***
"Lona hamil, laki-lakinya kabur, dan sekarang kamu mau nikahin dia? De, logika kamu di mana, sih?"
Malam itu di salah satu kafe kopi pinggir jalan dekat kantor, Vidya terkejut bukan main ketika tahu bahwa Lona, satu-satunya perempuan yang bisa membuat Radean tergila-gila, ternyata tengah berbadan dua. Masalahnya tidak berhenti sampai sana. Radean dengan gilanya berencana untuk menikahi perempuan itu, bertanggung jawab atas calon bayi yang jelas-jelas bukan darah dagingnya.
"Laki-laki baik hanya untuk perempuan baik, De. Pernikahan juga bukan cuma masalah kita cinta atau enggak. Lagian kamu pikir gampang ngurus anak?" sekali lagi Vidya mengomel.
Radean awalnya hanya diam. Ia membutuhkan sedikit waktu untuk memberikan alasan yang tepat pada Vidya.
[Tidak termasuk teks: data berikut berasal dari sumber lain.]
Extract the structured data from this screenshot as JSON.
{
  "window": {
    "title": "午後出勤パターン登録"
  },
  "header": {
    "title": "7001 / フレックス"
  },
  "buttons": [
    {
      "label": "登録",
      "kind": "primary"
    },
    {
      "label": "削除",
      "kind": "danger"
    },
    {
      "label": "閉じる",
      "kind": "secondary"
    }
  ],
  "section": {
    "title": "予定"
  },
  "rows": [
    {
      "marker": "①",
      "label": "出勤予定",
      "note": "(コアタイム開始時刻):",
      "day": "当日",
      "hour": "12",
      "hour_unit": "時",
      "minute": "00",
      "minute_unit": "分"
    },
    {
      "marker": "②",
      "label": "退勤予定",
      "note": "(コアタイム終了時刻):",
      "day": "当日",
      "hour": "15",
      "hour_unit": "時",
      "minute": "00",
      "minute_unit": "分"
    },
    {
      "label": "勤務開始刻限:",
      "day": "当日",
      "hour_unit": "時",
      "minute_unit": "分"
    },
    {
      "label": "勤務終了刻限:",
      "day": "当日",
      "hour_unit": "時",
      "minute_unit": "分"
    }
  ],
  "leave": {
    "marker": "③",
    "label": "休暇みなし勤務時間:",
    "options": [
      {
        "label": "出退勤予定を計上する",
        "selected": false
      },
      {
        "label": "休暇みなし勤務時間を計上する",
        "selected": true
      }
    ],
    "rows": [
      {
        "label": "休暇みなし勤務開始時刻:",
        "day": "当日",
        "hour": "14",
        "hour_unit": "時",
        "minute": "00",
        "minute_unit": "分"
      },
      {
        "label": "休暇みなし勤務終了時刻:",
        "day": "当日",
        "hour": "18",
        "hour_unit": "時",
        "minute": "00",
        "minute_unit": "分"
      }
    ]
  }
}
"Gini, Vid, kalau bukan aku siapa lagi yang bertanggung jawab atas kehamilan dia? Dia bahkan nekad sampai mau bunuh diri. Ini satu-satunya jalan untuk menyelematkan masa depan dia."
"Menyelamatkan dia dengan mengorbankan diri sendiri. Gitu maksud kamu?"
Sekitar sepuluh menit mereka habiskan hanya untuk berdebat. Dua minuman yang dipesan masing-masing nyaris tidak tersentuh. Radean masih tetap pada pendiriannya, begitu pula dengan Vidya. Semuanya sama-sama ingin menang.
"Aku kecewa lho De sama kamu. Kamu lebih memilih calon bayi yang bahkan belum lahir dibandingkan Sasa, anak aku."
"Maksud kamu?" tanya Radean mengerutkan dahi.
"Sasa itu masih butuh sosok seorang Ayah. Dan selama kita kenal, aku selalu mikir kalau kamu adalah orang yang tepat untuk jadi Ayah Sasa selanjutnya."